The Missoula County commissioners are urging senators Jon Tester and Steve Daines to support America’s Transportation Infrastructure Act of 2019, which would help fund wildlife crossings in areas like western Montana.
If passed, the Wildlife Crossing Safety section of the act would establish a pilot program to provide competitive grants for projects that would reduce wildlife-vehicle collisions and protect migration corridors for wildlife.
“An estimated 1 million to 2 million large animals are killed by motorists every year,” the commissioners said in a letter to the senators. “Wildlife on roadways also pose a serious threat to people. More than 200 human fatalities and over 26,000 injuries each year are caused by collisions between motorists and wildlife, and this is highly under-reported. These collisions cost Americans more than $8 billion annually, and wildlife crossing structures are an important part of reducing those impacts.”

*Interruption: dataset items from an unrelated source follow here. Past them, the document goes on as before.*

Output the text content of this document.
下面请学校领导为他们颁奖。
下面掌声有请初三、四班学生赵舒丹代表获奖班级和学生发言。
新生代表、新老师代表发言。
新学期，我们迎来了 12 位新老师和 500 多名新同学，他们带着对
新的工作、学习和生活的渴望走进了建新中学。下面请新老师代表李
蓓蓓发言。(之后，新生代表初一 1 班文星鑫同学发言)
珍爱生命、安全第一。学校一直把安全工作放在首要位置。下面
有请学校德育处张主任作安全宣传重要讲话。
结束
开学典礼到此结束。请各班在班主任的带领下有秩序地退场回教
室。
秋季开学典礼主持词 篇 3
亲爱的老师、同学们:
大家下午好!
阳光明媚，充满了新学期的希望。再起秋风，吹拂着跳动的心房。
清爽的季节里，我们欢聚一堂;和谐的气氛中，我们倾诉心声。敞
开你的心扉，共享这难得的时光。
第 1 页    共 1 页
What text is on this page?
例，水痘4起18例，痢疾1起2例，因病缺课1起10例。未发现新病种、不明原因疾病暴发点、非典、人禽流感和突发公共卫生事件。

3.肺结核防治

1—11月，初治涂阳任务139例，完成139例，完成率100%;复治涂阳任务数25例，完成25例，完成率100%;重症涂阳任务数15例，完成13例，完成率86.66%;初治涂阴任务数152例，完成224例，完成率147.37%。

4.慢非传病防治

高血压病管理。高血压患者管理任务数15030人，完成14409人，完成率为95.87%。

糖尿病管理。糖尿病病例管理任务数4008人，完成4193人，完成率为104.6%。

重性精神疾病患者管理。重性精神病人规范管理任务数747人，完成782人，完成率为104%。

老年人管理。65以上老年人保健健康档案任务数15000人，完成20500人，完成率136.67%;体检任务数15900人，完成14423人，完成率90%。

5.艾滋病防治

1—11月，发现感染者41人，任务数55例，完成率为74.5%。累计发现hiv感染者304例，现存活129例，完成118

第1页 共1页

Kylie Paul, a natural resource specialist with Missoula County, said the act would provide “a great opportunity for the state and county to address human safety issues and protect wildlife. There are a number of areas with concerns, near Lolo and Huson for example, where we have a lot of wildlife collisions.”
With 14,000 reported incidence last year, Montana ranks second to West Virginia in the annual number of vehicle collisions with deer, according to State Farm. The insurance company puts the probability of hitting a deer, elk or moose in Montana at one in 57.
Last December in Helena, the Montana Department of Transportation, Montana Department of Fish, Wildlife and Parks, Montanans for Safe Wildlife Passage and the Western Transportation Institute held a Wildlife and Transportation Summit, bringing together scientists, conservationists, engineers and elected officials to discuss challenges and opportunities.
They all agreed that wildlife crossings are effective, but paying for them is the biggest challenge.
That’s where the transportation act comes in.
“Any of us who live in western Montana are well aware of the potential and reality of collisions with wildlife,” said Commissioner Chairman David Strohmaier. “It’s also a concern with grizzlies, and crossings can mitigate and reduce potential conflicts. So if we can tap into federal dollars to enhance safety and benefit wildlife, we should.”
Several studies indicate that wildlife crossings work. The Montana Department of Fish, Wildlife and Parks estimates that underpasses, overpasses, tunnels and other wildlife crossings, in association with fencing that helps funnel wildlife towards the crossings, can reduce wildlife-vehicle collisions by 97-percent.
In 1996, Parks Canada installed 24 wildlife crossings in Banff National Park. Research indicates that ten different species – including deer, elk, moose, grizzlies and wolves – use those crossings about 84,000 times a year (the number seems to be increasing as animals learn and adapt) and that the crossings, combined with fencing, have reduced wildlife-vehicle collisions by 80 percent.
Researchers also concluded that creating wildlife crossings is more cost effective than the ongoing costs associated with continued vehicle collisions.
“We recognize the economic, social and cultural values of wildlife, as well as human safety issues,” said Commissioner Josh Slotnick. “So we strongly support the creation of wildlife corridors where they’re needed.”
The act, titled S.2302, was introduced by Sen. John Barrasso, R-Wyoming, in July, and is currently under consideration by the Senate Environment and Public Works Committee.